O filme não estava preparado, mas havia compromissos, bancários e não só. A partir de uma certa altura, é uma engrenagem que se põe em marcha e é difícil travá-la. Sabia que estava cheio de brechas. Não era só o Cinemascope, eram os décors, o guarda-roupa, todos os sectores estavam à deriva e eu não tinha qualquer controle. Mas tinha que rebentar. É um velho truque: quando há uma coisa que se põe em marcha, é preciso que a explosão se verifique. Tem de haver a prova do desastre, senão não há desastre.

 Precisa do desastre?
Digamos que a adversidade me é propícia, mas não fui eu que convoquei os terramotos. Prefiro levar isto à conta da ingenuidade mútua, minha e do Joaquim. Porque, quem é o Joaquim? É um jovem produtor que fez um filme chamado Uma Pedra no Bolso, com poucos meios e que era muito inteligente na forma como se adequava a eles. Do segundo filme, Onde Bate o Sol, não gosto e disse-lhe isso. Ele disse-me: "Foi aí que me comecei a meter nas baralhadas."

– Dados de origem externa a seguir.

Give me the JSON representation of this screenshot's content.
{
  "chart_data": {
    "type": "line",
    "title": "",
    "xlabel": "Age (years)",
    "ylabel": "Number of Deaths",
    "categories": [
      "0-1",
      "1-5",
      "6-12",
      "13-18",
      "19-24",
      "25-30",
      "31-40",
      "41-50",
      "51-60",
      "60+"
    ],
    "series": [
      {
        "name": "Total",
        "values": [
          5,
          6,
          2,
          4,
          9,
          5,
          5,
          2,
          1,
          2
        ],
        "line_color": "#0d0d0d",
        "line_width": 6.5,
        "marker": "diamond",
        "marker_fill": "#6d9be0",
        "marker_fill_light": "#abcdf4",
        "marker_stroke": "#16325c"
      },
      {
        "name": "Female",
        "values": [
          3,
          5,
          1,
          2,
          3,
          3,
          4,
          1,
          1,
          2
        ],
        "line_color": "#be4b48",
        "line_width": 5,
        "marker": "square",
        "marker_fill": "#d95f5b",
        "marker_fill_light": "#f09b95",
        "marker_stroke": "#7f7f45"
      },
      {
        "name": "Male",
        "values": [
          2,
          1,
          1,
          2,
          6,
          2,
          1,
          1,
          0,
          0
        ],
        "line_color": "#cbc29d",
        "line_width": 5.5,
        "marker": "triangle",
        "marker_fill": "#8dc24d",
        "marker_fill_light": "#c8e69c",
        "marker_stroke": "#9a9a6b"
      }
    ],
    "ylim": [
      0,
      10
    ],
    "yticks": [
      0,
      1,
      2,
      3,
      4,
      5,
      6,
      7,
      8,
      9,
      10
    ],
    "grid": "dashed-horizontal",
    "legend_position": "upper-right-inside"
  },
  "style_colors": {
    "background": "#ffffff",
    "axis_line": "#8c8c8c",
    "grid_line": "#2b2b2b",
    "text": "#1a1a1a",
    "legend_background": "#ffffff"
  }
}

De facto, se calhar isto é uma história de baralhadas entre passarinhos e passarões. Se calhar isto está muito mal no que toca ao cinema europeu. Suponho que os grandes produtores acabaram. Há excepções. Há a Martine [Marignac, co-produtora do filme], que funciona bem com o Jacques Rivette, que é um tipo que conhece aquilo de cor e salteado e está muito escudado. O Godard isolou-se. Depois há uns tontos e uns marginais. Estes não se inserem na indústria, são os pobres: o Garrel. O grande herói dessa gente toda quem é? O [Paulo] Branco. O que é que ele tem que os outros não têm? Um certo gosto pelo cinema.

O filme é a aprendizagem do desastre?
É. O que o filme tem é fruto das circunstâncias.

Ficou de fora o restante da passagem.